Backpacks stuffed with school supplies await their new owners at Dicken Elementary.
Backpacks stuffed with school supplies await their new owners at Dicken Elementary.

By Tara Cavanaugh

Look into any school, and you’ll see as many of them as you will students: Huge ones hanging on kindergarteners, looking like oversized shells on tiny turtles. Overstuffed ones on high schoolers, filled with heavy volumes and covered in patches and pins.

Backpacks. They are a quintessential item for students.
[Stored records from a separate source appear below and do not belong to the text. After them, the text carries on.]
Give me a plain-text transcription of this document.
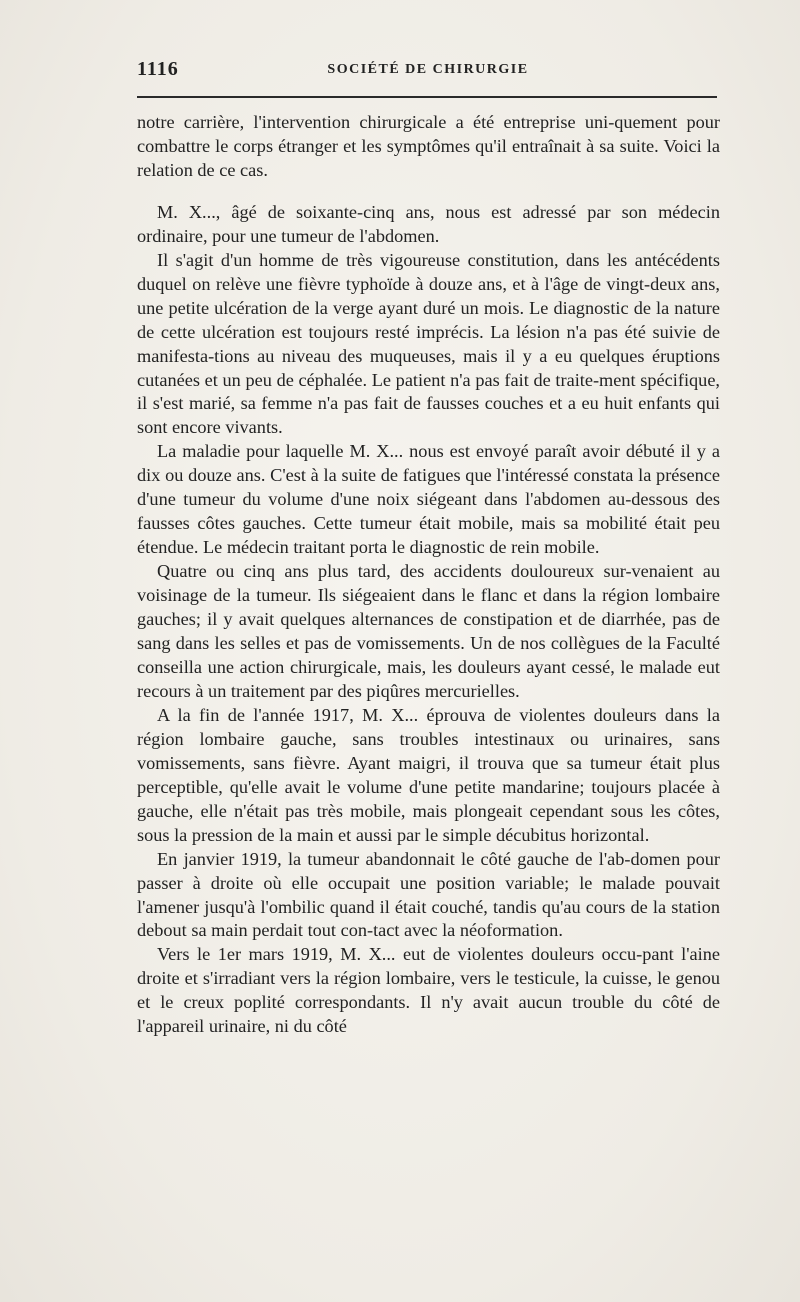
1116	SOCIÉTÉ DE CHIRURGIE

notre carrière, l'intervention chirurgicale a été entreprise uni-quement pour combattre le corps étranger et les symptômes qu'il entraînait à sa suite. Voici la relation de ce cas.

M. X..., âgé de soixante-cinq ans, nous est adressé par son médecin ordinaire, pour une tumeur de l'abdomen.

Il s'agit d'un homme de très vigoureuse constitution, dans les antécédents duquel on relève une fièvre typhoïde à douze ans, et à l'âge de vingt-deux ans, une petite ulcération de la verge ayant duré un mois. Le diagnostic de la nature de cette ulcération est toujours resté imprécis. La lésion n'a pas été suivie de manifesta-tions au niveau des muqueuses, mais il y a eu quelques éruptions cutanées et un peu de céphalée. Le patient n'a pas fait de traite-ment spécifique, il s'est marié, sa femme n'a pas fait de fausses couches et a eu huit enfants qui sont encore vivants.

La maladie pour laquelle M. X... nous est envoyé paraît avoir débuté il y a dix ou douze ans. C'est à la suite de fatigues que l'intéressé constata la présence d'une tumeur du volume d'une noix siégeant dans l'abdomen au-dessous des fausses côtes gauches. Cette tumeur était mobile, mais sa mobilité était peu étendue. Le médecin traitant porta le diagnostic de rein mobile.

Quatre ou cinq ans plus tard, des accidents douloureux sur-venaient au voisinage de la tumeur. Ils siégeaient dans le flanc et dans la région lombaire gauches; il y avait quelques alternances de constipation et de diarrhée, pas de sang dans les selles et pas de vomissements. Un de nos collègues de la Faculté conseilla une action chirurgicale, mais, les douleurs ayant cessé, le malade eut recours à un traitement par des piqûres mercurielles.

A la fin de l'année 1917, M. X... éprouva de violentes douleurs dans la région lombaire gauche, sans troubles intestinaux ou urinaires, sans vomissements, sans fièvre. Ayant maigri, il trouva que sa tumeur était plus perceptible, qu'elle avait le volume d'une petite mandarine; toujours placée à gauche, elle n'était pas très mobile, mais plongeait cependant sous les côtes, sous la pression de la main et aussi par le simple décubitus horizontal.

En janvier 1919, la tumeur abandonnait le côté gauche de l'ab-domen pour passer à droite où elle occupait une position variable; le malade pouvait l'amener jusqu'à l'ombilic quand il était couché, tandis qu'au cours de la station debout sa main perdait tout con-tact avec la néoformation.

Vers le 1er mars 1919, M. X... eut de violentes douleurs occu-pant l'aine droite et s'irradiant vers la région lombaire, vers le testicule, la cuisse, le genou et le creux poplité correspondants. Il n'y avait aucun trouble du côté de l'appareil urinaire, ni du côté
Yet for many families, they’re impossible to afford.

Luckily for Ann Arbor Public Schools students, a dedicated network of businesses, corporations and organizations donate hundreds of backpacks full of school supplies each year.
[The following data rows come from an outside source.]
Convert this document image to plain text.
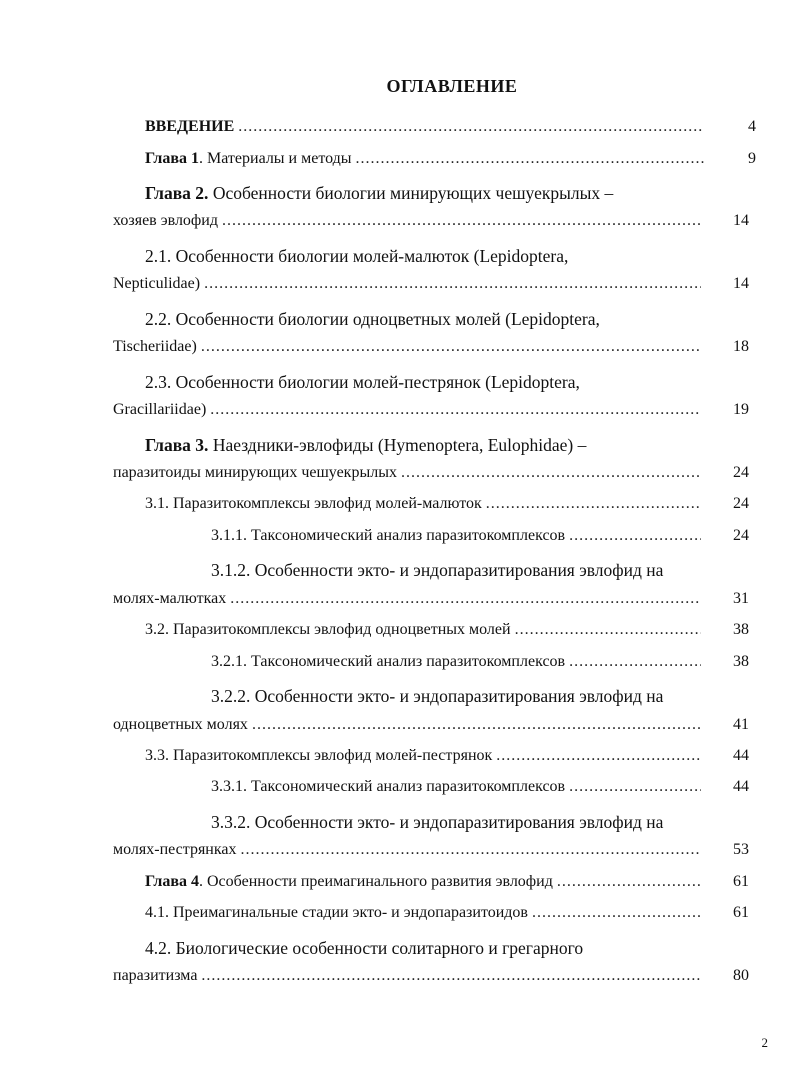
ОГЛАВЛЕНИЕ
ВВЕДЕНИЕ .....	4
Глава 1. Материалы и методы .....	9
Глава 2. Особенности биологии минирующих чешуекрылых –
хозяев эвлофид .....	14
2.1. Особенности биологии молей-малюток (Lepidoptera,
Nepticulidae) .....	14
2.2. Особенности биологии одноцветных молей (Lepidoptera,
Tischeriidae) .....	18
2.3. Особенности биологии молей-пестрянок (Lepidoptera,
Gracillariidae) .....	19
Глава 3. Наездники-эвлофиды (Hymenoptera, Eulophidae) –
паразитоиды минирующих чешуекрылых .....	24
3.1. Паразитокомплексы эвлофид молей-малюток .....	24
3.1.1. Таксономический анализ паразитокомплексов .....	24
3.1.2. Особенности экто- и эндопаразитирования эвлофид на
молях-малютках .....	31
3.2. Паразитокомплексы эвлофид одноцветных молей .....	38
3.2.1. Таксономический анализ паразитокомплексов .....	38
3.2.2. Особенности экто- и эндопаразитирования эвлофид на
одноцветных молях .....	41
3.3. Паразитокомплексы эвлофид молей-пестрянок .....	44
3.3.1. Таксономический анализ паразитокомплексов .....	44
3.3.2. Особенности экто- и эндопаразитирования эвлофид на
молях-пестрянках .....	53
Глава 4. Особенности преимагинального развития эвлофид .....	61
4.1. Преимагинальные стадии экто- и эндопаразитоидов .....	61
4.2. Биологические особенности солитарного и грегарного
паразитизма .....	80
2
Getting an exact list of donors, or even an exact number of donations, isn’t easy: many choose to donate covertly and have been doing so for years.
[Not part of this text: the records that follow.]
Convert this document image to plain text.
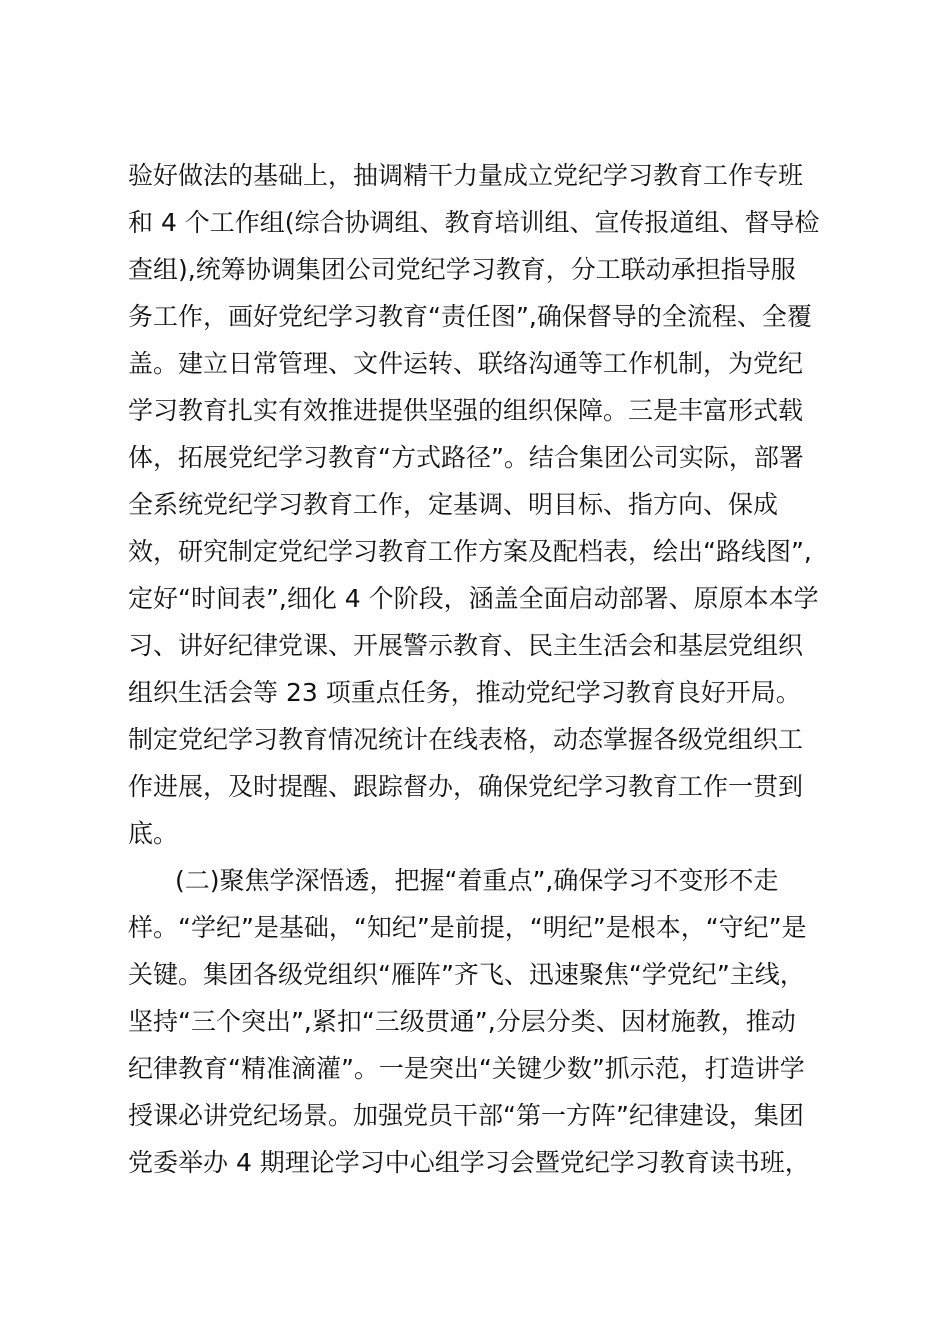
验好做法的基础上，抽调精干力量成立党纪学习教育工作专班
和 4 个工作组(综合协调组、教育培训组、宣传报道组、督导检
查组),统筹协调集团公司党纪学习教育，分工联动承担指导服
务工作，画好党纪学习教育“责任图”,确保督导的全流程、全覆
盖。建立日常管理、文件运转、联络沟通等工作机制，为党纪
学习教育扎实有效推进提供坚强的组织保障。三是丰富形式载
体，拓展党纪学习教育“方式路径”。结合集团公司实际，部署
全系统党纪学习教育工作，定基调、明目标、指方向、保成
效，研究制定党纪学习教育工作方案及配档表，绘出“路线图”,
定好“时间表”,细化 4 个阶段，涵盖全面启动部署、原原本本学
习、讲好纪律党课、开展警示教育、民主生活会和基层党组织
组织生活会等 23 项重点任务，推动党纪学习教育良好开局。
制定党纪学习教育情况统计在线表格，动态掌握各级党组织工
作进展，及时提醒、跟踪督办，确保党纪学习教育工作一贯到
底。
(二)聚焦学深悟透，把握“着重点”,确保学习不变形不走
样。“学纪”是基础，“知纪”是前提，“明纪”是根本，“守纪”是
关键。集团各级党组织“雁阵”齐飞、迅速聚焦“学党纪”主线，
坚持“三个突出”,紧扣“三级贯通”,分层分类、因材施教，推动
纪律教育“精准滴灌”。一是突出“关键少数”抓示范，打造讲学
授课必讲党纪场景。加强党员干部“第一方阵”纪律建设，集团
党委举办 4 期理论学习中心组学习会暨党纪学习教育读书班，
Dicken Elementary, for example, can depend on Knox Church, which dropped off its seventh annual donation last week. Forty backpacks, full of pencils, crayons, books and other school supplies, will be distributed to needy students.

“Each year this is like a godsend,” said Principal Mike Madison. “It helps our kids come to school prepared each day.”

Of the 40 backpacks Dicken received, Principal Madison will distribute 25 right away. He’ll “share the wealth” with other schools that need some, and he’ll keep a few for new students who move in during the school year or who need a replacement.

Carpenter Elementary received a delivery of a dozen backpacks from Huron High School junior Tiara Coles; they were paid for and filled with supplies by the youth group at her church, Journey of Faith.

Azibo Stevens helps connect homeless students and their families with needed services, such as this donation of backpacks and supplies from ADP.
Azibo Stevens helps connect homeless students and their families with needed services, such as this donation of backpacks and supplies from ADP.

Large corporations use their profits to make large donations. Office Depot, which has distributed backpacks to AAPS for the past three years, donated 217 backpacks between Bryant, Mitchell, Pittsfield, Northside and Allen elementary schools earlier this month.

Costco, which opened its first Ann Arbor store a little over a year ago, donated 400 backpacks to Mitchell Elementary. “We’re just happy to be a part of the community,” said Jim Doglas, a senior marketer for the company.

The Ann Arbor site of ADP, Automatic Data Processing, has an employee activities committee that has donated backpacks to AAPS for “years now, I don’t even remember,” said Anita Creme-Sype, an employee. This year it dropped off 15 backpacks, a dozen lunch boxes, and hundreds of supplies such as pens, rulers, calculators and binders at the Balas administration building.

While ADP’s activities committee provides many ways for employees to donate their time or money to the community, Creme-Sype said the backpack drive is always a favorite. “People really like to donate backpacks,” she said. “It’s something they feel strongly about.”